Compass Rose Circulator Motorcycle: Retro Grand Prix Style, Modern Electric Guts

There’s a certain kind of beauty that modern motorcycles don’t chase anymore — the long, elegant silhouettes of ’60s and ’70s Grand Prix machines, when speed looked like sculpture. The Compass Rose Circulator Motorcycle aims straight at that era, borrowing the “streamliner” posture and smooth fairing language that made vintage race bikes feel almost nautical. And then it flips the script: instead of combustion drama under the bodywork, it’s electric — and it’s trying very hard not to look like it.
Compass Rose is a Korean brand, and the Circulator (sometimes spelled “Ciulator”) has been getting attention because it doesn’t present itself like a typical EV. There’s no exposed battery brick screaming “future mobility.” Instead, the bike leans into a design trick that’s almost mischievous: the battery area is sculpted and dressed to resemble a small engine, like a visual decoy for anyone who associates “premium motorcycle” with “metal and motors.”

What It Is (and what it’s not)
Call it a design-object electric motorcycle first and a performance statement second. The Circulator is more “collector’s piece” than commuter appliance — the kind of thing that would look at home beside a watch box, a leather weekender, and a clean garage floor.
Design references are loud in the best way: it pulls from the era of famously complex Grand Prix machines, where engineering and aesthetics were inseparable. That’s the core appeal here — not just “electric,” but electric wrapped in heritage-coded design language.
Specs That Matter (keep the numbers tight)
Different reporting highlights different versions, so the safest way to frame the Circulator is as a platform with a few spec narratives floating around it.
One widely shared set of claims puts it around:
- Top speed: just under 100 mph
- Torque: roughly 250 lb-ft
- Range: around 120 miles
- Recharge: about 2 hours
Another track-leaning spec set that’s been discussed elsewhere includes:
- A 34-hp in-wheel hub motor
- Torque figures in the same neighborhood (~258 lb-ft)
- A headline 150 mph top speed
- Range closer to ~93 miles (depending on setup)
The takeaway isn’t that it wins spec-sheet wars against the most extreme electric superbikes. It’s that it makes EV packaging feel romantic, and that’s rare.

The Real Question: Is it worth the ticket?
Now for the skepticism that keeps this grounded: the price is the part that changes the entire conversation. The Circulator has been positioned around $49,000–$50,000 — which immediately moves it out of “fun alternative commuter” territory and into collector-object economics.
That doesn’t automatically make it “too expensive.” It just means the buyer isn’t paying for transportation efficiency. They’re paying for design authorship — for the craft story, the silhouette, the rarity, and the fact that it doesn’t look like anything else when it rolls into the room.
In that sense, the Circulator is closer to a limited-run watch than a mainstream motorcycle: a niche object where the “why” is emotional.
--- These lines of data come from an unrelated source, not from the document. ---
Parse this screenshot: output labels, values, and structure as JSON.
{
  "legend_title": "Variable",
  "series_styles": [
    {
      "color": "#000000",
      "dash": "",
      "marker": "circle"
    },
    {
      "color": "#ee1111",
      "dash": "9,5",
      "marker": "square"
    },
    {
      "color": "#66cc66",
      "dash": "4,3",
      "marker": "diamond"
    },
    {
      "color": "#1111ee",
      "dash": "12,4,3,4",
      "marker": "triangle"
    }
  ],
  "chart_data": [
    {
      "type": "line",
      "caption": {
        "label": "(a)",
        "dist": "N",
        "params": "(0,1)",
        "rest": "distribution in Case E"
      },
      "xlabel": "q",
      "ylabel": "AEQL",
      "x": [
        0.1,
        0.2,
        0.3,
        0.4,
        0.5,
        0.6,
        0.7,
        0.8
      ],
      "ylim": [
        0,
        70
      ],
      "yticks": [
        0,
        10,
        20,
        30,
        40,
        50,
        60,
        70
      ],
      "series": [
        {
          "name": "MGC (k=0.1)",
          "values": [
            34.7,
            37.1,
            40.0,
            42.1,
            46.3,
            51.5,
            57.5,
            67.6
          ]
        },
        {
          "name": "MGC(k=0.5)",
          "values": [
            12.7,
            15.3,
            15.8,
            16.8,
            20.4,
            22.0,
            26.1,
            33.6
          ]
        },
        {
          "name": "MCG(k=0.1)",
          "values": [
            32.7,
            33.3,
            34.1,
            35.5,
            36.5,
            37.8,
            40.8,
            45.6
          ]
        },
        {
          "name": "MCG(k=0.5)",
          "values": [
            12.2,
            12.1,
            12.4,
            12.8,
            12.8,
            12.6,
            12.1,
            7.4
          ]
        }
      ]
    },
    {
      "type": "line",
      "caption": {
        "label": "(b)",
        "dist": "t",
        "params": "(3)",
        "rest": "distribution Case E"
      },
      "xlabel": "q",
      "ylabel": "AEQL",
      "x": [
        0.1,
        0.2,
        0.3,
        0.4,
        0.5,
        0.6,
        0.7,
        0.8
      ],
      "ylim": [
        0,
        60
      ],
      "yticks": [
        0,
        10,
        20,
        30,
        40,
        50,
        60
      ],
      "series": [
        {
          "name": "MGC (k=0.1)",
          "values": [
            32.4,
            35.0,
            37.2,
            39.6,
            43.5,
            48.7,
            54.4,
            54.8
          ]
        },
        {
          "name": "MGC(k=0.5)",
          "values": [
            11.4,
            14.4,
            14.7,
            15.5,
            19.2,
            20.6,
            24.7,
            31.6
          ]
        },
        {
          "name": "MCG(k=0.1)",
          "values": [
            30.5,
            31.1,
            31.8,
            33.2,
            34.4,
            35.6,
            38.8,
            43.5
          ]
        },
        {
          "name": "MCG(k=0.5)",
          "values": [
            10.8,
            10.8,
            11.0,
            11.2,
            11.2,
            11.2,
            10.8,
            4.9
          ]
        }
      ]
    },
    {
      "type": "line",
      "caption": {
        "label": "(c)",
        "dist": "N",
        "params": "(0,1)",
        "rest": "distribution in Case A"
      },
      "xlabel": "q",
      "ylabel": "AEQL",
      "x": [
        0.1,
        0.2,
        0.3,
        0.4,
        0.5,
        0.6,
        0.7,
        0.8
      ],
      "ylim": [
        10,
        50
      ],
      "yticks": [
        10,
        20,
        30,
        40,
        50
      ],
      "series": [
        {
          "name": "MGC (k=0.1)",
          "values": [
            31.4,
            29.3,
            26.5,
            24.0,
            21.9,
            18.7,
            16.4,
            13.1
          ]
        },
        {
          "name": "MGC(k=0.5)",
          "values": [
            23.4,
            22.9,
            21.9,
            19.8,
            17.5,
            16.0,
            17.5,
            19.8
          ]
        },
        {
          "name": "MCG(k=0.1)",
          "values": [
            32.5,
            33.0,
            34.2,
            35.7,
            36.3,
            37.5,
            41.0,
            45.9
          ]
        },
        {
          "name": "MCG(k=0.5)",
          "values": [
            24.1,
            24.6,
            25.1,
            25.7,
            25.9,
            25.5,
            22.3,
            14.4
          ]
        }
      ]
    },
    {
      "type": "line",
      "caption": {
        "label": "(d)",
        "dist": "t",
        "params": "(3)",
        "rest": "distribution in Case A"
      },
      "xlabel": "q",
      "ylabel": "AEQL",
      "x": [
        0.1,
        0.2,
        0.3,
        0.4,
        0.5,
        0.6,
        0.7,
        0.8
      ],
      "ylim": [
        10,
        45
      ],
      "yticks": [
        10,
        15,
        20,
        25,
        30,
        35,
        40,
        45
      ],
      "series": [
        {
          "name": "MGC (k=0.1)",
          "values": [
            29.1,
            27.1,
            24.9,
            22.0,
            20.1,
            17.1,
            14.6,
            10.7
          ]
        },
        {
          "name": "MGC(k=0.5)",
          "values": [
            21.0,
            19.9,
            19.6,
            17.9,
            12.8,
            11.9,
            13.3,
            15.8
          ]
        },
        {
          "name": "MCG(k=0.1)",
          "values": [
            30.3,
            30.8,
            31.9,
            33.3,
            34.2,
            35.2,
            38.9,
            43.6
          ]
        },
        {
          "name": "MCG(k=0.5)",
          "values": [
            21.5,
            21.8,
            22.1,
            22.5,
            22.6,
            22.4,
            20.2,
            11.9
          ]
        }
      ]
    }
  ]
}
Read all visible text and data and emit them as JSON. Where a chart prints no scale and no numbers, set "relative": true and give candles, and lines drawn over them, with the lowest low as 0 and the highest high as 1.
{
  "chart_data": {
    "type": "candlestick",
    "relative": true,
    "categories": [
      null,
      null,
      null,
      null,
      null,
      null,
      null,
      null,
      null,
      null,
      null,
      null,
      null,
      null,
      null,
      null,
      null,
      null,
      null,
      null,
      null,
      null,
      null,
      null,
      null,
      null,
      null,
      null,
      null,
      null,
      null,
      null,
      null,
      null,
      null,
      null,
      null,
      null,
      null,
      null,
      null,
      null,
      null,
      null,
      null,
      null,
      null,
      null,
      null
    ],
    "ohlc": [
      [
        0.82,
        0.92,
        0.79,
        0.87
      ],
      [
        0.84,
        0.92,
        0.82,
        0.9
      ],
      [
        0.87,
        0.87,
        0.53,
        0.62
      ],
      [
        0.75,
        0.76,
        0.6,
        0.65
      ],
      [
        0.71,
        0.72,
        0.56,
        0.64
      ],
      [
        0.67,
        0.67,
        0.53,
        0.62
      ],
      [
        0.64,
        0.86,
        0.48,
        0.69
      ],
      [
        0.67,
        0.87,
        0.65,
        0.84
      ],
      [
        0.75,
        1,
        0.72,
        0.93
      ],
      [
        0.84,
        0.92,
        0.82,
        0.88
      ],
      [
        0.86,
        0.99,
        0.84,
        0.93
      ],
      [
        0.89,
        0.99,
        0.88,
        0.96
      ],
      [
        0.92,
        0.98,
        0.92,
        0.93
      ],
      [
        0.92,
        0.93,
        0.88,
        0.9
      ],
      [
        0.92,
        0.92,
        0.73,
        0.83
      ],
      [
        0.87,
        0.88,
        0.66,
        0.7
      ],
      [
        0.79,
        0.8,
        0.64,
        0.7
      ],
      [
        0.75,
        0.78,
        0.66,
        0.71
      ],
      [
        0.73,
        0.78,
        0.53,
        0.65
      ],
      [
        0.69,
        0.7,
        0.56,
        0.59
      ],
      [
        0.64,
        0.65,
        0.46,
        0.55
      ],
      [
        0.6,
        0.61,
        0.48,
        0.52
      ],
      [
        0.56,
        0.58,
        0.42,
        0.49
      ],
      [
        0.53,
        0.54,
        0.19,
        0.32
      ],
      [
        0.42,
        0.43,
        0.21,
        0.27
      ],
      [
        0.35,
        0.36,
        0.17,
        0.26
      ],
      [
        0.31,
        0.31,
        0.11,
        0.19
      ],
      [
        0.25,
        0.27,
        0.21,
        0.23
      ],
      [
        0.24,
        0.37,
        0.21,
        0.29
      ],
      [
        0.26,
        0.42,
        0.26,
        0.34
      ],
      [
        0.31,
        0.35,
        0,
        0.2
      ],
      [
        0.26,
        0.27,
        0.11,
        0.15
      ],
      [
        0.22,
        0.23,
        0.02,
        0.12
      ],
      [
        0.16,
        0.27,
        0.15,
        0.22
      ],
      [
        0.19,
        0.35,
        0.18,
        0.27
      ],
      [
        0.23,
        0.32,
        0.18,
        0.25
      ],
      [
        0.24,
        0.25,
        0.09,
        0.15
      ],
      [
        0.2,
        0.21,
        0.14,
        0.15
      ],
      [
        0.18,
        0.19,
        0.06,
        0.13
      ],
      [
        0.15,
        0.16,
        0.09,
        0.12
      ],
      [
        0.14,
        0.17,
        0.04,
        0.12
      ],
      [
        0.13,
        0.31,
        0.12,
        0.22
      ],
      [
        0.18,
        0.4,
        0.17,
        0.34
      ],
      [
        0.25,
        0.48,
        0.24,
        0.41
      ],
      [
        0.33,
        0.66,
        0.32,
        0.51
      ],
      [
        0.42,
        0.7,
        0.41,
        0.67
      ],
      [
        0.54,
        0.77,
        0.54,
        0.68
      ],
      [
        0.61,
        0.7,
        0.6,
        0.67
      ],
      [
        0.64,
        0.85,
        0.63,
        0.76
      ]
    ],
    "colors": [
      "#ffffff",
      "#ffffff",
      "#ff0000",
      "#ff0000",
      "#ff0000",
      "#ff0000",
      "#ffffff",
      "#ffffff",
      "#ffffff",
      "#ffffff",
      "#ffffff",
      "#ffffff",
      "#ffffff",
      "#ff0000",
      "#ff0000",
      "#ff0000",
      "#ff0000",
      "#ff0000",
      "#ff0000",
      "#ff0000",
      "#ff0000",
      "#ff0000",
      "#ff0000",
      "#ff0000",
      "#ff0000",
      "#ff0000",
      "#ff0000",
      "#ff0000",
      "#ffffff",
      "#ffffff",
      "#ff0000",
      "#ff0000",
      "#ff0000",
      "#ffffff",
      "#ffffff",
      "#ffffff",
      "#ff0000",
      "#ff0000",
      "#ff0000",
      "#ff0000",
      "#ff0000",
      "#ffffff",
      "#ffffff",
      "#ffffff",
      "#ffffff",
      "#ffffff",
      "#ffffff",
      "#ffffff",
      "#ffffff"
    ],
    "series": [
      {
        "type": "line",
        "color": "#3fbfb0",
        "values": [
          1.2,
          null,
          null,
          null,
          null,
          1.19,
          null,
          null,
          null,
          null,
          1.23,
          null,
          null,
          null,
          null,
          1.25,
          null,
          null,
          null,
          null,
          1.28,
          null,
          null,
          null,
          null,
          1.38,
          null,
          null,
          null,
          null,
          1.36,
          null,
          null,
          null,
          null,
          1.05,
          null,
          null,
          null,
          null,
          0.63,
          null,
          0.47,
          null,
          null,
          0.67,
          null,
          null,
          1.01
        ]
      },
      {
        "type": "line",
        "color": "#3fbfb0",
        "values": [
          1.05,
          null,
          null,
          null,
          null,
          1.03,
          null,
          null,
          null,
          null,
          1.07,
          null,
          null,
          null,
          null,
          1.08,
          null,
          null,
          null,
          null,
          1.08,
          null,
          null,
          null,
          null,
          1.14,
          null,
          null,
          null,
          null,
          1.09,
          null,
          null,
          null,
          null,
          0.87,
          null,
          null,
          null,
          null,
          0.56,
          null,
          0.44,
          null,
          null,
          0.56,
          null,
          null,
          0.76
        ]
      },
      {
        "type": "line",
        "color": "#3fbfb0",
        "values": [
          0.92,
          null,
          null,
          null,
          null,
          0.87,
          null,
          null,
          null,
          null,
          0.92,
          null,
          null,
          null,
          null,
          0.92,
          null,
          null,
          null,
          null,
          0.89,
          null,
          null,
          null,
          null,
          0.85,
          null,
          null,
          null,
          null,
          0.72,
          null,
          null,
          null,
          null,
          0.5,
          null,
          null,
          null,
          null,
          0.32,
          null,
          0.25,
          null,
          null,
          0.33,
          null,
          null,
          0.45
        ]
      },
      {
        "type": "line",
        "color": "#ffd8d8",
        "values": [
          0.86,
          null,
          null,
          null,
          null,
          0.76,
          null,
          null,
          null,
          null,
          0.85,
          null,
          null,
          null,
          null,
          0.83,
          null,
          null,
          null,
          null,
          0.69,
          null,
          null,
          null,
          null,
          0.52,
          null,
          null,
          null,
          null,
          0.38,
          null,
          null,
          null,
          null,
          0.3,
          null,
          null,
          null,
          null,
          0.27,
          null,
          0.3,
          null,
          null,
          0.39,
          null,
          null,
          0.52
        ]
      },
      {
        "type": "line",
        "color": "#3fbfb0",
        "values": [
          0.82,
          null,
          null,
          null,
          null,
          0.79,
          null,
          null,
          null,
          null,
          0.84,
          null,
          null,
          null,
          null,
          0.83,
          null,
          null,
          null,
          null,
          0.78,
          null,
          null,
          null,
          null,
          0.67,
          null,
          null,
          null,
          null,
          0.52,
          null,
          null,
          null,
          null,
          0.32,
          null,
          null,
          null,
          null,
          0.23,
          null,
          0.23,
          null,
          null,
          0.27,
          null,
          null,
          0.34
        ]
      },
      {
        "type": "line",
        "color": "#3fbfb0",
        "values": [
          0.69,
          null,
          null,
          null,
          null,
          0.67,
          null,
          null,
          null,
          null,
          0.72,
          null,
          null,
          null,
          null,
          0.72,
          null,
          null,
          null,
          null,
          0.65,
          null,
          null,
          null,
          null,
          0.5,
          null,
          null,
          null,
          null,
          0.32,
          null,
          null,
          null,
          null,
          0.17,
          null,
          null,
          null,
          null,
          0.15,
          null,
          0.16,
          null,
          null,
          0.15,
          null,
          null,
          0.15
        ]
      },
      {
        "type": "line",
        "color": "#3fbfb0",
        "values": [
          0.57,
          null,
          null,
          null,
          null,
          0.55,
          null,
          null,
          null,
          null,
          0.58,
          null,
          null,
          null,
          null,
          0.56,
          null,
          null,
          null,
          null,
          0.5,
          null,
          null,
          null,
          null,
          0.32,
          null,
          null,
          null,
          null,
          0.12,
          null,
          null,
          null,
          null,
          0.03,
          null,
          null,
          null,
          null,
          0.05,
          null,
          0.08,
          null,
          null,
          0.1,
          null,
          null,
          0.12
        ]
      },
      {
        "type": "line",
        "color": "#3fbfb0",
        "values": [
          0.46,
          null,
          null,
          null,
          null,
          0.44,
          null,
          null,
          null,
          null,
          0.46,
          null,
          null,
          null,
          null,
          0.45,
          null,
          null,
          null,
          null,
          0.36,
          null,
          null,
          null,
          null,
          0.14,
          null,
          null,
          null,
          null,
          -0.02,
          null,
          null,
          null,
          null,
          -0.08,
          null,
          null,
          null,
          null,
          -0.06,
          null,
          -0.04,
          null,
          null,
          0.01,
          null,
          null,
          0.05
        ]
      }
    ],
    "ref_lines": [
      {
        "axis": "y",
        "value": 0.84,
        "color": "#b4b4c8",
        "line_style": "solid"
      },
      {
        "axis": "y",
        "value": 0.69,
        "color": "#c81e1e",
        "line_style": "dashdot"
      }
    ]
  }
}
If your brain is wired to ask “How does it compare to X per dollar?” you’ll bounce off the concept fast. If your brain is wired to ask “Will this still look insane in ten years?” then you understand the pitch.

Who It’s For
The Circulator is for the rider who treats motoring as culture — someone who values:
- Design-first machines that photograph like art
- A retro racing silhouette without cosplay energy
- The novelty of EV engineering that doesn’t shout about being an EV
- The “collector factor” of a less-common badge
It’s not for someone trying to maximize range-per-dollar, or someone who wants a proven service network in every city. At this price tier, credibility matters — and Compass Rose is still building the mainstream trust that legacy performance brands already have.
Final Lap
The Compass Rose Circulator is the kind of concept that makes you squint — not because it’s confusing, but because it’s bold enough to put design ahead of practicality. It’s a reminder that “motoring” doesn’t have to mean horsepower arguments. Sometimes it’s simply about objects that move, built for people who want their taste to be visible even when the engine is silent.